CMake: how to find all matching entries in list

I have a CMake list with thousands of entries, where I want to find (not remove!) all duplicates. Is there a clever way without looping through the whole list and do a lot of searches?

My problems:

list REMOVE_DUPLICATES does not show me which duplicates it removed
list FIND only finds the first occurrence. It does not show how many occurrences there are in the whole list
list FIND only works on the whole list. I cannot tell it to start the FIND from a certain index.

the approach I would use (but do not like):

stepping through each entry of the list n=0..length-1
create a sublist for entries n..length
use list FIND on the sublist to search for the current entry
if FIND was successful, we have a duplicate and know the index (n and search result)

This would work, but looks very bulky to me, since it has to create thousands of sublists .. is there really no better way offered by CMake?

Solution

You can use list SORT and traverse it once.

Sort your list.
list(SORT entries)
Create list of duplicates
set(duplicates)
Store first element and create list of remaining elements
list(GET entries 0 previousEntry)
list(POP_FRONT entries)
Iterate over the list
foreach (i IN LISTS entriesSorted)
if (i EQUAL previousEntry)
list(APPEND duplicates ${i})
else()
set(previousEntry ${i})

duplicates contains all duplicates. If there are n > 2 entries the same, duplicates will contain n-1 of these elements. Removing duplicates in duplicates fixes this.

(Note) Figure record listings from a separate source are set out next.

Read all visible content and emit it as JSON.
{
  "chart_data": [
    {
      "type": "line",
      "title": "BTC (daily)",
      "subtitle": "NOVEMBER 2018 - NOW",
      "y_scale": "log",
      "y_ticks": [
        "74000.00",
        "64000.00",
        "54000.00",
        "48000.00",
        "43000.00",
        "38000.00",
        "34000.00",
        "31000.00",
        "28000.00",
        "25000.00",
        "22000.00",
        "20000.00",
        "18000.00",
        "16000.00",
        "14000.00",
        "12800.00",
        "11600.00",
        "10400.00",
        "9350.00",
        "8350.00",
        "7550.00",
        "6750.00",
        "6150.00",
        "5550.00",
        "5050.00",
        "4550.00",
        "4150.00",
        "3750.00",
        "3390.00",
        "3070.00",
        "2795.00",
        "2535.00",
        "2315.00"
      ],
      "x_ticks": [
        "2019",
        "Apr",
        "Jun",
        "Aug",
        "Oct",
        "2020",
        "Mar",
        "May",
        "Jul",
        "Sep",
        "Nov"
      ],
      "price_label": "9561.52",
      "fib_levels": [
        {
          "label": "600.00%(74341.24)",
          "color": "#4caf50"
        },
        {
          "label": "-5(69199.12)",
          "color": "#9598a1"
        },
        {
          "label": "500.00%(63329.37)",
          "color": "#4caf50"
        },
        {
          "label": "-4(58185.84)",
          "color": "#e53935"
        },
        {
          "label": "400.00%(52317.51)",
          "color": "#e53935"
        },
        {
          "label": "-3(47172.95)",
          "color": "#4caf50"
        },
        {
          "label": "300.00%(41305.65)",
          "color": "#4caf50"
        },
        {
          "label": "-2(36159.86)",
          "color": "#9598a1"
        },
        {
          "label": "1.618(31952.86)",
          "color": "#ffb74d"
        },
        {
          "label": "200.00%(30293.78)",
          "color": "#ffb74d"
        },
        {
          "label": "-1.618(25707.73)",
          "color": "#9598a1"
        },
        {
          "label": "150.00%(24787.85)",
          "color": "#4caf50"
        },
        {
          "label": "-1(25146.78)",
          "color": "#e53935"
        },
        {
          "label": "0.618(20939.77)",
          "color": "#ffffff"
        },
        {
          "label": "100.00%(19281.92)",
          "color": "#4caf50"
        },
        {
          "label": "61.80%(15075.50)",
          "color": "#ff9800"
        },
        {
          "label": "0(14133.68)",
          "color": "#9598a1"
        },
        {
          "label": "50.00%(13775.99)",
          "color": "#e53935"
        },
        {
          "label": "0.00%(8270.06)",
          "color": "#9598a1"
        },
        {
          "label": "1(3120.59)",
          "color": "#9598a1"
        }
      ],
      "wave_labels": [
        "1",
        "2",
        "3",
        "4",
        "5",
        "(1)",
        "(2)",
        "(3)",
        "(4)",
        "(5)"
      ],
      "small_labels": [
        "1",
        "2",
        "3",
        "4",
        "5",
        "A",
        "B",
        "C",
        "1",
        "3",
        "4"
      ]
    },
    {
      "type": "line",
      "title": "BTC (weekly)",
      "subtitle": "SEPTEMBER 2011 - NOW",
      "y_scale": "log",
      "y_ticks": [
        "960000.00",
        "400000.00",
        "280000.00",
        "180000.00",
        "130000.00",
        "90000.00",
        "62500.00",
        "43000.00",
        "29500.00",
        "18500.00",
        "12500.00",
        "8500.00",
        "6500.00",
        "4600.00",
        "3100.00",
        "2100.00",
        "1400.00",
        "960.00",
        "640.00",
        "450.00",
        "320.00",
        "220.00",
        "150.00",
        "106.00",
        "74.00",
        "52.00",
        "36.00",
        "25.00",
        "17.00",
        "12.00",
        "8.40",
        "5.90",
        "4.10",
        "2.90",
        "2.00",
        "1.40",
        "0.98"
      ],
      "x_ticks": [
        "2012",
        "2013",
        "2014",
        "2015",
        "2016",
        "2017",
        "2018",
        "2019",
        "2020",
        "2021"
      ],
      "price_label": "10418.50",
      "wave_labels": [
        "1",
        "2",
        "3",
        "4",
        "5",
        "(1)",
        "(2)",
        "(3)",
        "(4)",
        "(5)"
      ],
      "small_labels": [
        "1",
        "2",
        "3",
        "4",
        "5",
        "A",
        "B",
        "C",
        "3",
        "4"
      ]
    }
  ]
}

Complexity: O(n log(n)) + O(n)

Complete CMake file to verify:

cmake_minimum_required(VERSION 3.13)

project(test-duplicates-list)

set(entries 1 3 5 4 6 6 2 3 6 7 1)

list(SORT entries)
set(duplicates)
list(GET entries 0 previousEntry)
list(POP_FRONT entries)

foreach (i IN LISTS entries)
  if (i EQUAL previousEntry)
    list(APPEND duplicates ${i})
  else()
    set(previousEntry ${i})
  endif()
endforeach()

message("Duplicates: ${duplicates}")